Guided tours from April to October

Bagster’s Comprehensive Bible

This 19th century Bagster’s Comprehensive Bible is one of SWACS’ more enigmatic historical holdings. As the origins are unclear we would be interested to hear from anyone has any idea regarding its provenance.

It may be a relict of West Wemyss Primary School which replaced Wemyss Colliery School (built c.1859). The ‘Dorothy’ school, founded by Dorothy, Lady Grosvenor (nee Wemyss), opened in 1896 and closed in 1981. Several items from the school came into SWACS’ care, including a teachers’ desk, stool and a handbell.

So was the bible also used by a school teacher or perhaps a Sunday School teacher? Is it from a local church? or was it donated by a local individual?

Whoever owned it was something of a biblical scholar, studying the text at length and adding handwritten notes and commentaries throughout. Some notes have slipped out of place. Can you say to which biblical text or book they refer to?

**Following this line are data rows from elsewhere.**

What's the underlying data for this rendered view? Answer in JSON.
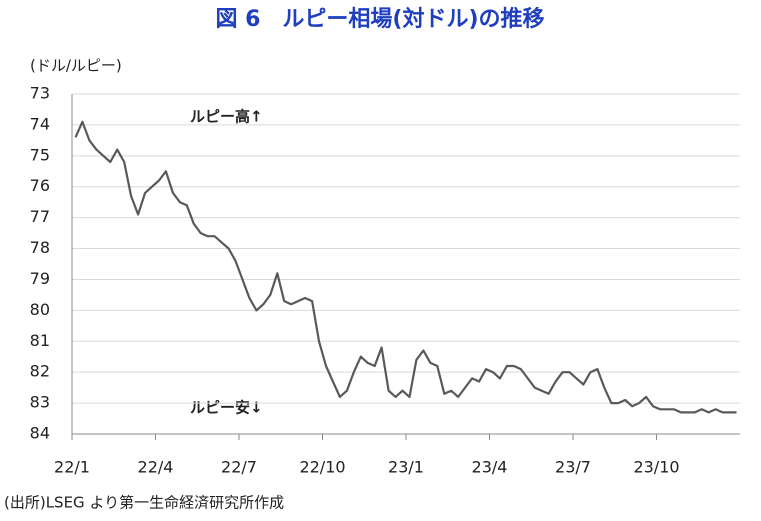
{
  "chart_data": {
    "type": "line",
    "title": "図 6　ルピー相場(対ドル)の推移",
    "y_label": "(ドル/ルピー)",
    "annotations": [
      "ルピー高↑",
      "ルピー安↓"
    ],
    "source": "(出所)LSEG より第一生命経済研究所作成",
    "categories": [
      "22/1",
      null,
      null,
      null,
      null,
      null,
      null,
      null,
      null,
      null,
      null,
      null,
      "22/4",
      null,
      null,
      null,
      null,
      null,
      null,
      null,
      null,
      null,
      null,
      null,
      "22/7",
      null,
      null,
      null,
      null,
      null,
      null,
      null,
      null,
      null,
      null,
      null,
      "22/10",
      null,
      null,
      null,
      null,
      null,
      null,
      null,
      null,
      null,
      null,
      null,
      "23/1",
      null,
      null,
      null,
      null,
      null,
      null,
      null,
      null,
      null,
      null,
      null,
      "23/4",
      null,
      null,
      null,
      null,
      null,
      null,
      null,
      null,
      null,
      null,
      null,
      "23/7",
      null,
      null,
      null,
      null,
      null,
      null,
      null,
      null,
      null,
      null,
      null,
      "23/10",
      null,
      null,
      null,
      null,
      null,
      null,
      null,
      null,
      null,
      null,
      null
    ],
    "values": [
      74.4,
      73.9,
      74.5,
      74.8,
      75.0,
      75.2,
      74.8,
      75.2,
      76.3,
      76.9,
      76.2,
      76.0,
      75.8,
      75.5,
      76.2,
      76.5,
      76.6,
      77.2,
      77.5,
      77.6,
      77.6,
      77.8,
      78.0,
      78.4,
      79.0,
      79.6,
      80.0,
      79.8,
      79.5,
      78.8,
      79.7,
      79.8,
      79.7,
      79.6,
      79.7,
      81.0,
      81.8,
      82.3,
      82.8,
      82.6,
      82.0,
      81.5,
      81.7,
      81.8,
      81.2,
      82.6,
      82.8,
      82.6,
      82.8,
      81.6,
      81.3,
      81.7,
      81.8,
      82.7,
      82.6,
      82.8,
      82.5,
      82.2,
      82.3,
      81.9,
      82.0,
      82.2,
      81.8,
      81.8,
      81.9,
      82.2,
      82.5,
      82.6,
      82.7,
      82.3,
      82.0,
      82.0,
      82.2,
      82.4,
      82.0,
      81.9,
      82.5,
      83.0,
      83.0,
      82.9,
      83.1,
      83.0,
      82.8,
      83.1,
      83.2,
      83.2,
      83.2,
      83.3,
      83.3,
      83.3,
      83.2,
      83.3,
      83.2,
      83.3,
      83.3,
      83.3
    ],
    "color": "#595959",
    "ylim": [
      84,
      73
    ],
    "yticks": [
      73,
      74,
      75,
      76,
      77,
      78,
      79,
      80,
      81,
      82,
      83,
      84
    ],
    "grid": true
  }
}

If you or someone you know can tell us more about it’s origins, please get in touch.

Restoration work:

As seen in the pre restoration images, the bible had fallen into a state of disrepair, due largely to wear and tear, heavy handling and poor storage conditions.

  • Pre restoration damage included:
  • Detached spine unable to support the weight of the text block
  • Deteriorating spine linings harbouring dirt, grit, soot and mould
  • Silk end-bands on spine header badly deteriorated
  • Endpapers detached and ‘glued’ to end-boards, due partly to finger licking and flicking plus the effects of damp and mould
  • Several pages detached, creased and torn

Restoration was undertaken by a professional bookbinder who made an excellent job of putting the bible back into working order, cleaning and repairing damaged pages, replacing endpapers, hand sewing a new headband, polishing bindings and hollowing out the spine for ease of use, whilst retaining patina and evidence of use.

Notes on Messrs. Bagster and Sons, London

Samuel Bagster (1772-1851) was a devout Christian born in London. Educated from the age of seven by Baptist minister and teacher, John Ryland Jnr (1753-1825), he was then indentured to a bookseller and opened his own bookshop in the Strand in 1794.
In 1816 he moved his business to Paternoster Row and produced The English version of the polyglot bible. In the same year he married. Two sons entered the family firm. Samuel the Younger (1800-1835) became an independent printer in 1824 producing many of Bagster & Sons bibles, he also wrote devotional works and an instructive book onThe management of bees. His brother Jonathan (1813-1872) also wrote devotional works and was to continue the family firm with his son and daughter.
Printed and published at a time when the production of bibles was a prerogative of the Crown, Bagster’s comprehensive versions proved popular if controversial in a market that included Crown monopolies on supplies of stationery, bindings and gilding, labour, excise, export and import costs and duties and distribution rights, for bibles based strictly on the authorised King James version. However the law did not apply to bibles printed with additional notes and Bagster’s popular editions included copious explanatory notes, illustrations and maps; all frowned upon by the authorities as they both challenged the authorised version and undercut profits.

Production and distribution of bibles was confined in England to the king’s printer and universities of Oxford and Cambridge, in Scotland to Sir David Hunter Blair (1778–1857) and John Bruce, in Ireland to Scots born, Dublin based, George Grierson (1678-1753) and his descendants.

In a House of Commons Parliamentary report of 1831-1832 on the Establishment, and Printing (King’s Printers), William Waddel (holder of the King’s patent in Scotland) complained against independents such as Bagster –

“No persons in Scotland have a right to print bibles, Testaments, Confessions of Faith, Catechisms, or any articles included in the patent, but the patentees … 
That charges are regulated by the Edinburgh scale of charge. The same forms are used by public offices in Scotland as in London, but are not allowed to be sent from England to Scotland. … 
The Revenue Commissioner in 1824 took the opinion of printers, bookbinders, and stationers, as to the charges, and there has been no alteration of prices. … 
Proceedings were instituted [by Waddel] against the King’s printer in England, in consequence of the Edinburgh Bible Society receiving Bibles at a cheaper rate from the British and Foreign Bible Society than they could be supplied by the King’s printer, Scotland; and but for the public subscription to the British and Foreign Society, the King’s printer, Scotland, could have supplied them cheaper. More Bibles and Testaments have been sold since the prohibition. The patentees would not have interfered with the import from England, but to protect their profits.”